De Antoine Silva a 21.08.2009 às 23:38
Esperem lá!
Depois de construir esse rol de ideias, vamos fazer o quê, entregá-las ao PM ou a um agente político, seja ele de que cor for? o que fará ele com isso?
Além do mais, desculpem que vos diga, tudo isto passa por isso que estão a querer começar a construir, mas passa fundamentalmente por acções de muito maior amplitude, mas muito maior mesmo.

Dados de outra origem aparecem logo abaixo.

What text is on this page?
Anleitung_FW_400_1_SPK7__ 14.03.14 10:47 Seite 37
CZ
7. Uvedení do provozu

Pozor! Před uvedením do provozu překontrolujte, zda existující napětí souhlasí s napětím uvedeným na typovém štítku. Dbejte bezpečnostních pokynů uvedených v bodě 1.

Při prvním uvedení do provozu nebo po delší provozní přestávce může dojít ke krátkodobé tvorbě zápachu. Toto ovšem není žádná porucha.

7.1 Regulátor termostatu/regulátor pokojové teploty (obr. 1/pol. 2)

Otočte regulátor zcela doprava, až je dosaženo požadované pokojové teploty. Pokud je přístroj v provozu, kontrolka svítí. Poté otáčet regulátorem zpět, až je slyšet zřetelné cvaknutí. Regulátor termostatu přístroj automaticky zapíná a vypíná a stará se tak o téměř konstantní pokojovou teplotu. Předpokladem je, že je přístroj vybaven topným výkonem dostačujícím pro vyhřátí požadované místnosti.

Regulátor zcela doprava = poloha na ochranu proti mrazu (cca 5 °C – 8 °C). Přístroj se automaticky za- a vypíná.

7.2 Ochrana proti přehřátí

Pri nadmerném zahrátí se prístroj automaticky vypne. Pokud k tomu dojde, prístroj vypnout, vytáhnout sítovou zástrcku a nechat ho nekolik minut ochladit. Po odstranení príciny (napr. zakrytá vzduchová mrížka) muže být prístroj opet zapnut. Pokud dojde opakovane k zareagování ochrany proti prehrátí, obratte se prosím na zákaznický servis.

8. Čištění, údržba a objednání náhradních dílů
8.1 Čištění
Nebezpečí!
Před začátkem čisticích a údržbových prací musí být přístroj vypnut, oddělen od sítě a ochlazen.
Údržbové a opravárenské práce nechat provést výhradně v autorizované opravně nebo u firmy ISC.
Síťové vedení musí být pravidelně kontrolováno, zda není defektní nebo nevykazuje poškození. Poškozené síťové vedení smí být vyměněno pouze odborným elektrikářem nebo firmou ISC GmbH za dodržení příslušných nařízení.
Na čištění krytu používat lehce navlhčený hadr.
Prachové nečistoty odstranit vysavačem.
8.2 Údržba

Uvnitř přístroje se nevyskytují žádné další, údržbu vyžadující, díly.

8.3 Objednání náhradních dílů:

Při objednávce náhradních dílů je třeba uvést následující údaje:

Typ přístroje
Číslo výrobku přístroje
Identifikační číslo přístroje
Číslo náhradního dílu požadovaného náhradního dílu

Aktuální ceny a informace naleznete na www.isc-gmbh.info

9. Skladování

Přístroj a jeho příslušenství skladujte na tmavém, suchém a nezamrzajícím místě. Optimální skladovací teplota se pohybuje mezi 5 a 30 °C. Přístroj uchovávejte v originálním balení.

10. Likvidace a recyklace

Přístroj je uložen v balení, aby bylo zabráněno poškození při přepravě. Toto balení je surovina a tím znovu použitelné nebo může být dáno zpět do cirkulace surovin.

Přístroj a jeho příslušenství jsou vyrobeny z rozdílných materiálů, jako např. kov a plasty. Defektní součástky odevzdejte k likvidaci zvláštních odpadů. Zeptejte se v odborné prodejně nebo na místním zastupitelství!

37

Acham que se nada mudar profundamente, mas mesmo muito profundamente, em todo Sistema Político, conseguiremos concretizar alguma coisa? alguma coisa mudará? Nada!
Não passaremos de um ser um mero grupo de pessoas que se assemelharão a um programa "prós e contras", mas ainda com muito menos eficácia.
Agora, uma coisa vos digo, vejo muita vontade, vejo uma capacidade diferente de as pessoas se aperceberem que andam a ser enganadas e estupradas há décadas (pelo menos há 3!).
E vejo acima de tudo, um ambiente propício à mudança.
As pessoas hoje vivem mal, a classe média deixou de existir, há muita pobreza, há pessoas que tinham uma vida normal e que hoje têm dificuldade em alimentar os seus filhos.
E isso é uma condição essencial para que estejam dispostas a analisar o que se tem passado com outra profundidade, disponibilidade e interesse, o próprio, o delas e das suas pessoas próximas.
E aí sim, AGIR, como muito bem sugerem.
Acima de tudo, agirmos de uma determinada maneira, que não seja, ainda, assaltando a bomba de gasolina aí à esquina.
Dentro em breve deixaremos de trocar ideias somente aqui, por trás dos nossos monitores e estaremos juntos. Esse sim será um bom passo.
Fico à vossa espera.
De Talvez... a 23.08.2009 às 10:26
Foi isso que o Marquês de Pombal e Salazar fizeram, com êxito retumbante. Uns anos depois da saída do Marquês, as suas medidas começaram a dar fruto, e a nossa balança comercial com a Inglaterra tornou-se positiva. Quanto a Salazar, devo relembrar que, no pós-guerra, Portugal era considerado pela imprensa internacional o terceiro milagre económico, a seguir à Alemanha e ao Japão.
Há várias maneiras de concretizar essas medidas, em primeiro lugar, e em segundo, não se compare Portugal com a América Latina!